I tried to see a message in this thing. I really tried. But when I walked out, I was convinced that Oliver Stone was simply saying "Look, I got a bunch of chimps and filmed them flinging bananas at each other. Gimme fifteen bucks and I'll let you sit in a sticky popcorn-strewn seat and watch it. And if you don't like it, go blog about it or something. I'm rich and you just gave me fifteen bucks, so who's laughing now, smart guy?"

And if you still think this guy was trying to stick it to The Man On Wall Street with this movie? Take a good look at the product placement. Every phone was a Blackberry. Every motorbike was a Ducati. Every beer was a Heineken, the whisky was always Johnny Walker Blue (and check the Chinese business delegation's reaction to receiving a bottle: "We will not agree to this deal!" "Wait, here is some Johnny Walker Blue!" <gasp> "Minion! Where is my checkbook?"), and the suicidal father-figure chose Lays chips as his final meal (and we don't just get a product shot, we get a voice-over announcing the brand! You can't BUY that kind of publicity. Oh wait, yes you can.). Now, I'm cool with product placement. I get a phone with my job, I don't eat chips, beer tastes like vat scrapings to me and I would still have bought a Ducati if they were twice the price and I had to fistfight the salesman for it, so pummeling my subconscious with product sightings is about as effective as hitting Mike Tyson with complex double entendres. But when it's so blatant that it distracts from Shia LaB's subtly nuanced performance, it's time to back it off a notch.
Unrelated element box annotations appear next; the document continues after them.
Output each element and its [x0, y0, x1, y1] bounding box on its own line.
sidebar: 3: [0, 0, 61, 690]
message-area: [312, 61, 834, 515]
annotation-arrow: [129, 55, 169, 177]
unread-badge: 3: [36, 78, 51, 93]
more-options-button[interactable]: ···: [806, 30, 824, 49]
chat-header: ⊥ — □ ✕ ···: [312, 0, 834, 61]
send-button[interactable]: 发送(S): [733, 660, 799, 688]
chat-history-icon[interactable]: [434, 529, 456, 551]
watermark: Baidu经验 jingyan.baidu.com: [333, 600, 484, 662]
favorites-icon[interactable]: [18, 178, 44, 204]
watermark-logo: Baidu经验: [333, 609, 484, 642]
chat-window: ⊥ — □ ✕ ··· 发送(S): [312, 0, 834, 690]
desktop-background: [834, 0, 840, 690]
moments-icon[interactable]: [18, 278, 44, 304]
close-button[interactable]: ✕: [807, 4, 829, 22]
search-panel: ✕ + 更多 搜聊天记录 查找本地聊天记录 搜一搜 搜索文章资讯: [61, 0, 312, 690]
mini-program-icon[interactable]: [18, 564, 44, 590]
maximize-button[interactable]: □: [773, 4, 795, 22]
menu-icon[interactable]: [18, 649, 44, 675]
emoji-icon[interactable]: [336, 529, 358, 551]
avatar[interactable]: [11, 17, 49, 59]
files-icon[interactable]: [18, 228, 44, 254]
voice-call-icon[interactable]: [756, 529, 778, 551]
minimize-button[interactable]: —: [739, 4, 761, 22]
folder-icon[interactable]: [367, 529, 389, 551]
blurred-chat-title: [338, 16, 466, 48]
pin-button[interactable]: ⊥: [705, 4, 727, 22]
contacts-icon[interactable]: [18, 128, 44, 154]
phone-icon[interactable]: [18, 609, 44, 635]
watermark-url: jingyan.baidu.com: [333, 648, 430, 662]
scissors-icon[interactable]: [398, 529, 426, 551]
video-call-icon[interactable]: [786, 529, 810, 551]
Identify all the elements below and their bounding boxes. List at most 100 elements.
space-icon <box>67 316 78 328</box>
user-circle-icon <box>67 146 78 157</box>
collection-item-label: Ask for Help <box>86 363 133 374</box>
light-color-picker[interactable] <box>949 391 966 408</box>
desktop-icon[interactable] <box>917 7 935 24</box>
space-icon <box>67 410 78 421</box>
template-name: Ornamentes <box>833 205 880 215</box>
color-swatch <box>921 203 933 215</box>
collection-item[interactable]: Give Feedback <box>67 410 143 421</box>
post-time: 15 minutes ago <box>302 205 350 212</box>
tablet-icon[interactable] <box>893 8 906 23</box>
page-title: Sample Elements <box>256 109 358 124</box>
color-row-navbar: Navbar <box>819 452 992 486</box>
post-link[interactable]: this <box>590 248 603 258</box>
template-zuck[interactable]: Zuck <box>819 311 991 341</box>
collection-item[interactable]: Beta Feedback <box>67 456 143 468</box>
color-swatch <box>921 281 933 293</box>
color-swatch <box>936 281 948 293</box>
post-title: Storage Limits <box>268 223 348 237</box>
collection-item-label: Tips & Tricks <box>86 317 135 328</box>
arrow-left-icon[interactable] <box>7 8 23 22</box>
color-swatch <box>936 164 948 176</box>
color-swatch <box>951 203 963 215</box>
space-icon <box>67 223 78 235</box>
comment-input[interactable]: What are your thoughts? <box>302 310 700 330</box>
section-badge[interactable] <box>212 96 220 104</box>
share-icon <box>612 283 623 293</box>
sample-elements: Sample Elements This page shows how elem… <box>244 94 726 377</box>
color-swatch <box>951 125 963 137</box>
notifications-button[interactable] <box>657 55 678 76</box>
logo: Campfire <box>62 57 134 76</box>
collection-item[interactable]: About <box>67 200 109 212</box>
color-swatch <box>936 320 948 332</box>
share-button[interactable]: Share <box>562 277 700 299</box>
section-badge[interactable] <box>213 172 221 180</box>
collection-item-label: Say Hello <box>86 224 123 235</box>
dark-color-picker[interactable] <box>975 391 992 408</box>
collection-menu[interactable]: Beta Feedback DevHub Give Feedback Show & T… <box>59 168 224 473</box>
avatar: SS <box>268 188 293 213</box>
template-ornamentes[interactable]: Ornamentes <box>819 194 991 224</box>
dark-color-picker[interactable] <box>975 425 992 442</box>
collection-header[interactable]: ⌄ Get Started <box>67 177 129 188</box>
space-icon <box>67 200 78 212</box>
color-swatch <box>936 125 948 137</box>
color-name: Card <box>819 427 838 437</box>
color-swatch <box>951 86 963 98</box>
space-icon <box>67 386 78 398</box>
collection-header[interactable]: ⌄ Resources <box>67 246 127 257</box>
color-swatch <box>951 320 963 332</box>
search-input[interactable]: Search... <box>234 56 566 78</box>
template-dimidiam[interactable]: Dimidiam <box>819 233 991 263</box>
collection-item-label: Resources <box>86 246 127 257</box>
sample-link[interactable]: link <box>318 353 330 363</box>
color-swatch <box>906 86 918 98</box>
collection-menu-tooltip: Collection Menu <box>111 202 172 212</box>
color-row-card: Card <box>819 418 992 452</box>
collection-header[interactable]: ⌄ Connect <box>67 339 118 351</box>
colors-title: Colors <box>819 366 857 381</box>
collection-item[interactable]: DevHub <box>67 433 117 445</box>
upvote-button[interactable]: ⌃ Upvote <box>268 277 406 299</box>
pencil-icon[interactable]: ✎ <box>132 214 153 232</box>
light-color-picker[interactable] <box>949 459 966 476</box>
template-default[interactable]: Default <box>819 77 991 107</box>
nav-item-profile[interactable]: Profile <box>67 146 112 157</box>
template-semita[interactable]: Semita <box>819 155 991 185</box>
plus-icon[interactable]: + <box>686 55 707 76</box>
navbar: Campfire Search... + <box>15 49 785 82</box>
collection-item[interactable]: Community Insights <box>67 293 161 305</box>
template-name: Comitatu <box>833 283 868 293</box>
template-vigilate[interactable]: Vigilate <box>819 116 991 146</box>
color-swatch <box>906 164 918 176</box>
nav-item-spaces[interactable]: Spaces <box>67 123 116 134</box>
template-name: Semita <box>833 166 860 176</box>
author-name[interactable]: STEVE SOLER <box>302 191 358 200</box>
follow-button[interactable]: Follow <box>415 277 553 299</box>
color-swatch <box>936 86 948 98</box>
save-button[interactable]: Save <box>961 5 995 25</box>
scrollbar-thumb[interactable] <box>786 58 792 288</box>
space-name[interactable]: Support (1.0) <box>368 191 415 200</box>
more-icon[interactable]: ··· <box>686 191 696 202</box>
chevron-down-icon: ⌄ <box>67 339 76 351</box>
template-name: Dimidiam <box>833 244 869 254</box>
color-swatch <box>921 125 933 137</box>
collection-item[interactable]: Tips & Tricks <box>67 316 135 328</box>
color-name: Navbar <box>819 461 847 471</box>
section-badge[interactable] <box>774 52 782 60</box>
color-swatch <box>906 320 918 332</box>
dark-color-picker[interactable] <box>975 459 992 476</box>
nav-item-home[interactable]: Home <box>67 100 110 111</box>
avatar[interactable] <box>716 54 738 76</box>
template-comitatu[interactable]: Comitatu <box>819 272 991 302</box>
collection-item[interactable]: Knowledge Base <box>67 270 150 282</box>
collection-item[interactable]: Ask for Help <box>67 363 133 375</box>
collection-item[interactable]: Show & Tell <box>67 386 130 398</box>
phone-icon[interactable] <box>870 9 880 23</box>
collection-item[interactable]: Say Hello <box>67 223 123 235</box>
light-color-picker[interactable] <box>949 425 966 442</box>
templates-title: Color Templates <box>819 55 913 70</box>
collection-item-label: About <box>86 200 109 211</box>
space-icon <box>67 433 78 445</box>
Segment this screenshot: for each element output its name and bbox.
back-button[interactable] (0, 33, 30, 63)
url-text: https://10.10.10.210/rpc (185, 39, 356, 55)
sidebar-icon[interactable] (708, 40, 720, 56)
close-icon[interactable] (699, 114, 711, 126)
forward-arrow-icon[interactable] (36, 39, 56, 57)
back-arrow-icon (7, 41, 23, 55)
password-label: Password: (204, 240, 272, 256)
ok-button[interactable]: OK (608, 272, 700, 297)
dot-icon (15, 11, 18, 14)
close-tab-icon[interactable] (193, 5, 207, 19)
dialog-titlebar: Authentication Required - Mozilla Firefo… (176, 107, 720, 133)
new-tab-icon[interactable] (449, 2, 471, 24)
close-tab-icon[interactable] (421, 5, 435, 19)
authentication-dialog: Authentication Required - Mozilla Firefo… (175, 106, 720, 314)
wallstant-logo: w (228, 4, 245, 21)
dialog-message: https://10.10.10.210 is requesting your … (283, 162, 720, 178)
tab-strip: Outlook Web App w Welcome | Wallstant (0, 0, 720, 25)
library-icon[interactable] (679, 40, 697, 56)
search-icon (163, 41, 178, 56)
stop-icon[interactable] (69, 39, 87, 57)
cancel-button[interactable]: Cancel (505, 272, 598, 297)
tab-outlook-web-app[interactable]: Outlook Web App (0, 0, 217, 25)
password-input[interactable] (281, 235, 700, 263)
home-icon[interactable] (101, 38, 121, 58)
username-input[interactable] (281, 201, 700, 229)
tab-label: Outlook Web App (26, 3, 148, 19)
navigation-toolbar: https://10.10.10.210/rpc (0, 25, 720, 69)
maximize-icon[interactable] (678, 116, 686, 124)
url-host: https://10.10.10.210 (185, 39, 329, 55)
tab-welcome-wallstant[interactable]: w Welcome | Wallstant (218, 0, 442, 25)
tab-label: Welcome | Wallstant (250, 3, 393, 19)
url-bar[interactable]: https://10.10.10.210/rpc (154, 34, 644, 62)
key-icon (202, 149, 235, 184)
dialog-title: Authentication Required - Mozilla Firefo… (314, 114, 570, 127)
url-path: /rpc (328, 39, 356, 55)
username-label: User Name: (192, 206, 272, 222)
I dunno, maybe mister Stone needed a new wing on the mansion, or the carpet in the private jet was getting a bit threadbare. Whatever the reason, I hope the poor guy managed to scrape up enough coin from this film to cover these essentials. I'm just kinda peeved that he did it by banging loudly on my iMax glasses and shouting "Hey! HEY! Buy this stuff!" every three minutes twenty seconds.

But I showed him. I used a discount voucher and saw the movie for ten bucks. Who's laughing now, smart guy?